Hierarchical Semantic Tree Anchoring for CLIP-Based Class-Incremental Learning
Tao Hu, Lan Li, Zhen-Hao Xie, Da-Wei Zhou
TL;DR
HASTEN tackles catastrophic forgetting in CLIP-based class-incremental learning by injecting explicit hierarchical structure into a hyperbolic feature space. It constructs a GPT-5–driven semantic tree, learns per-task hierarchy-aware projections, and maps features into a shared hyperbolic space with a global mapper, while protecting past mappings via null-space gradient projection. Hierarchy-aware entailment constraints and a hyperbolic contrastive objective stabilize cross-modal alignment, and virtual-class anchoring preserves past structure without exemplars. Empirical results across nine benchmarks show strong, consistent improvements over prior methods, with robustness to seeds, backbones, and different LLMs for tree generation. The approach offers a principled way to fuse hierarchical semantics with continual learning in vision-language models, enabling scalable, structure-preserving incremental updates.
Abstract
Class-Incremental Learning (CIL) enables models to learn new classes continually while preserving past knowledge. Recently, vision-language models like CLIP offer transferable features via multi-modal pre-training, making them well-suited for CIL. However, real-world visual and linguistic concepts are inherently hierarchical: a textual concept like "dog" subsumes fine-grained categories such as "Labrador" and "Golden Retriever," and each category entails its images. But existing CLIP-based CIL methods fail to explicitly capture this inherent hierarchy, leading to fine-grained class features drift during incremental updates and ultimately to catastrophic forgetting. To address this challenge, we propose HASTEN (Hierarchical Semantic Tree Anchoring) that anchors hierarchical information into CIL to reduce catastrophic forgetting.
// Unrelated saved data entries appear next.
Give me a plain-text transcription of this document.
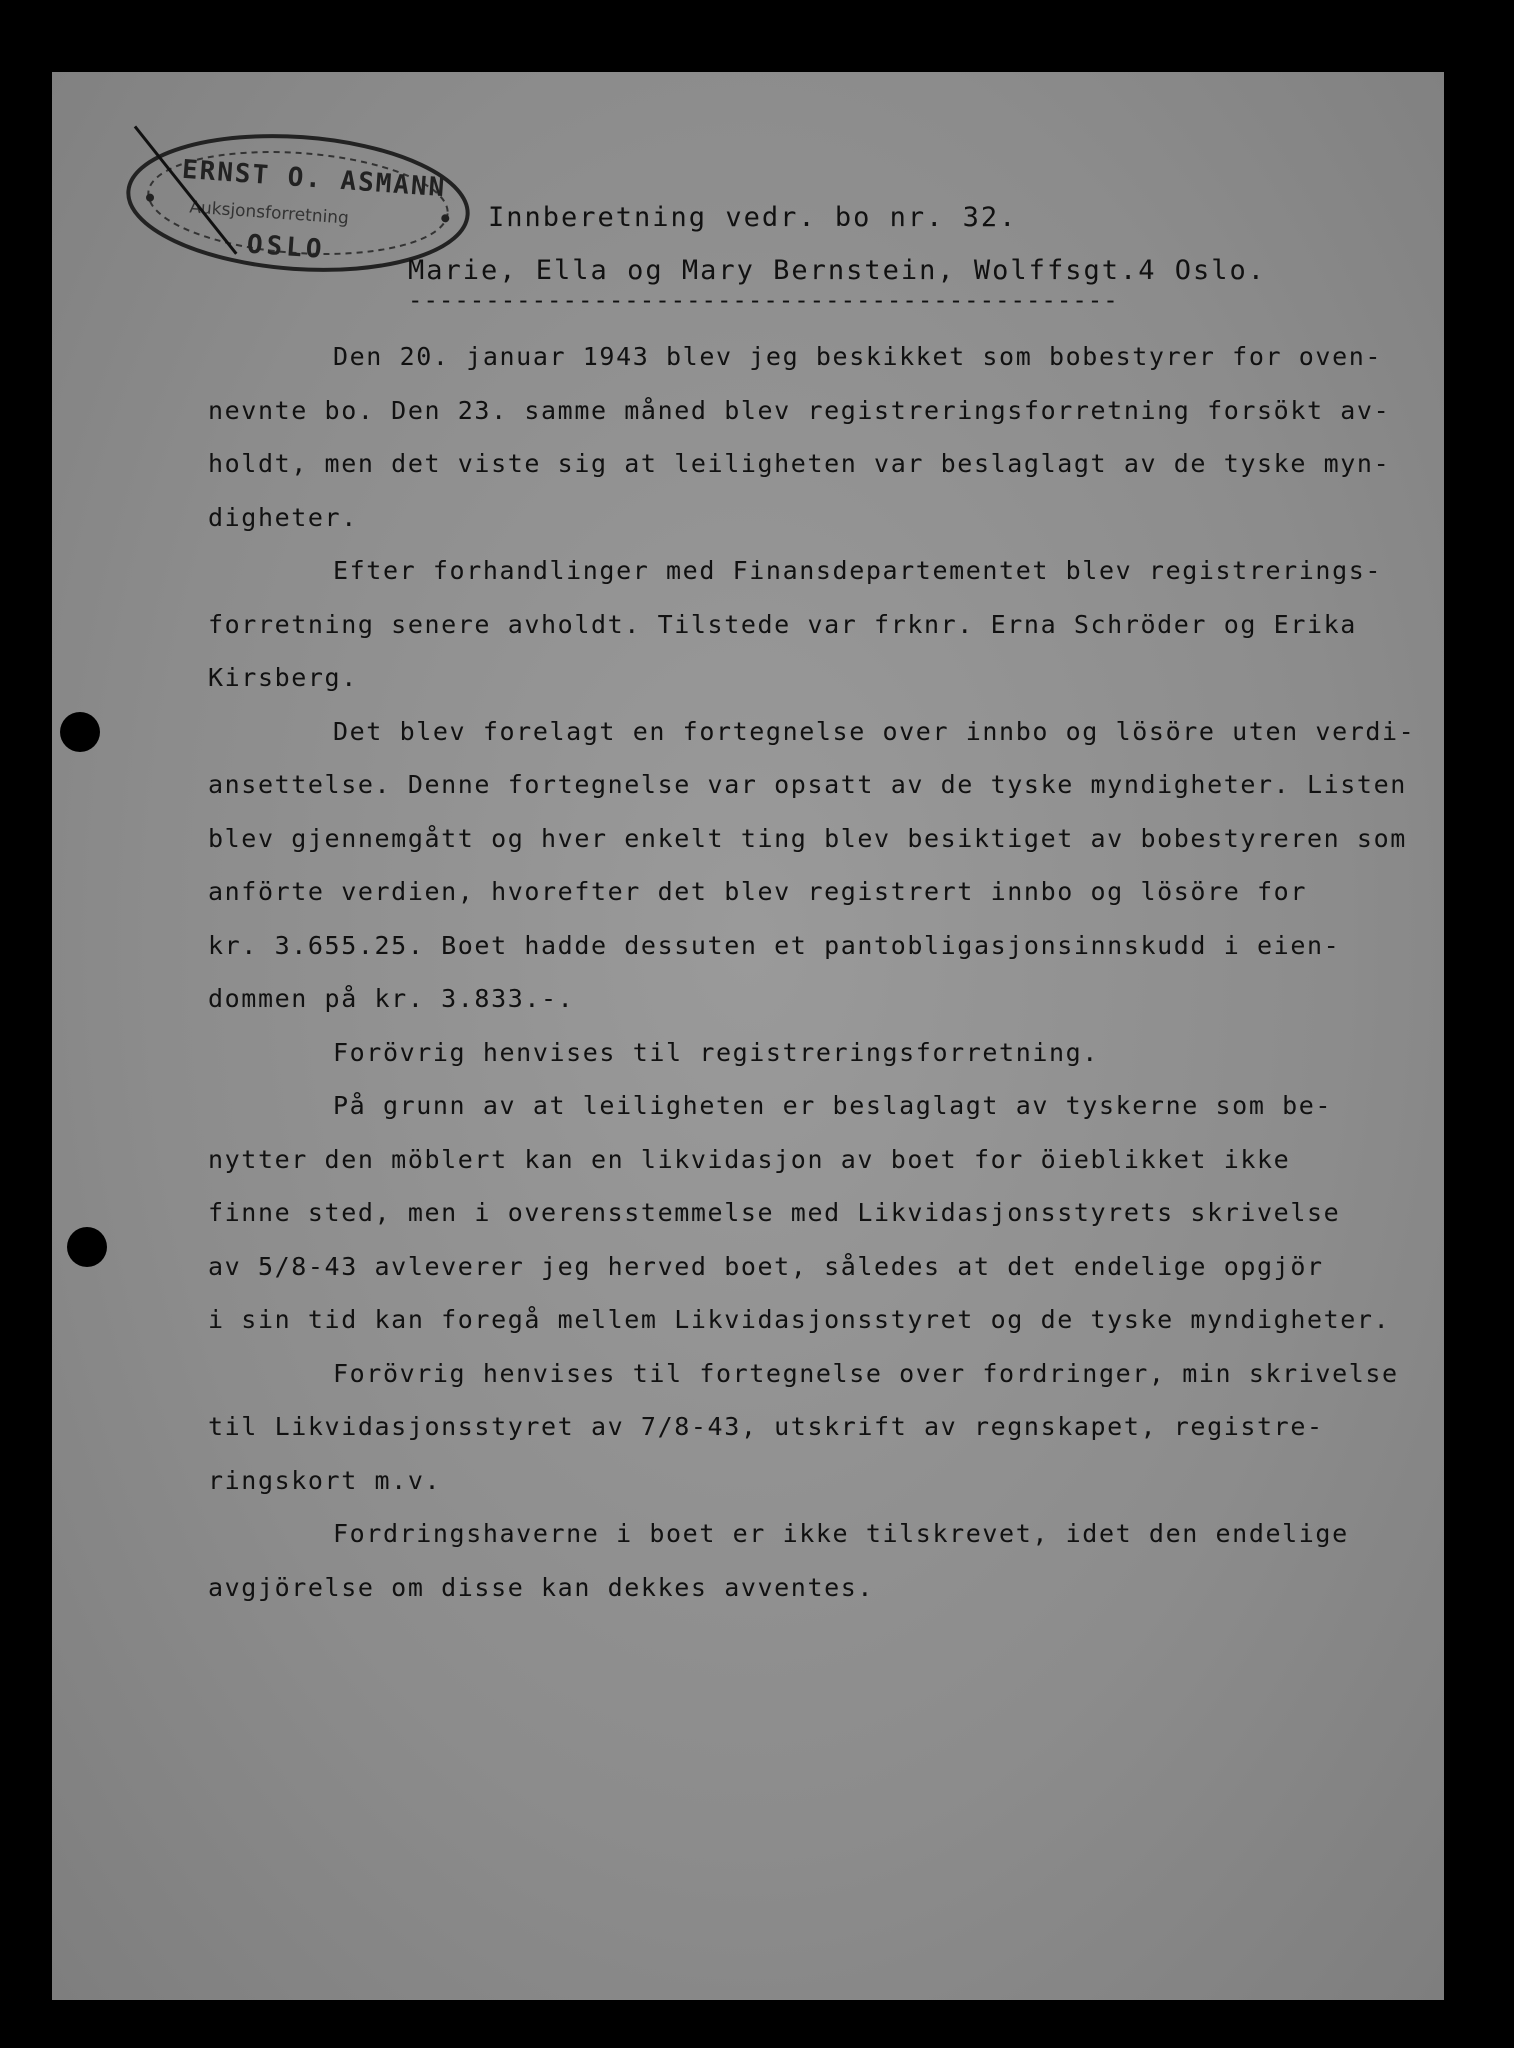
ERNST O. ASMANN
Auksjonsforretning
OSLO
Innberetning vedr. bo nr. 32.
Marie, Ella og Mary Bernstein, Wolffsgt.4 Oslo.
----------------------------------------------
Den 20. januar 1943 blev jeg beskikket som bobestyrer for oven-
nevnte bo. Den 23. samme måned blev registreringsforretning forsökt av-
holdt, men det viste sig at leiligheten var beslaglagt av de tyske myn-
digheter.
Efter forhandlinger med Finansdepartementet blev registrerings-
forretning senere avholdt. Tilstede var frknr. Erna Schröder og Erika
Kirsberg.
Det blev forelagt en fortegnelse over innbo og lösöre uten verdi-
ansettelse. Denne fortegnelse var opsatt av de tyske myndigheter. Listen
blev gjennemgått og hver enkelt ting blev besiktiget av bobestyreren som
anförte verdien, hvorefter det blev registrert innbo og lösöre for
kr. 3.655.25. Boet hadde dessuten et pantobligasjonsinnskudd i eien-
dommen på kr. 3.833.-.
Forövrig henvises til registreringsforretning.
På grunn av at leiligheten er beslaglagt av tyskerne som be-
nytter den möblert kan en likvidasjon av boet for öieblikket ikke
finne sted, men i overensstemmelse med Likvidasjonsstyrets skrivelse
av 5/8-43 avleverer jeg herved boet, således at det endelige opgjör
i sin tid kan foregå mellem Likvidasjonsstyret og de tyske myndigheter.
Forövrig henvises til fortegnelse over fordringer, min skrivelse
til Likvidasjonsstyret av 7/8-43, utskrift av regnskapet, registre-
ringskort m.v.
Fordringshaverne i boet er ikke tilskrevet, idet den endelige
avgjörelse om disse kan dekkes avventes.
First, we employ an external knowledge graph as supervision to embed visual and textual features in hyperbolic space, effectively preserving hierarchical structure as data evolves. Second, to mitigate catastrophic forgetting, we project gradients onto the null space of the shared hyperbolic mapper, preventing interference with prior tasks. These two steps work synergistically to enable the model to resist forgetting by maintaining hierarchical relationships. Extensive experiments show that HASTEN consistently outperforms existing methods while providing a unified structured representation.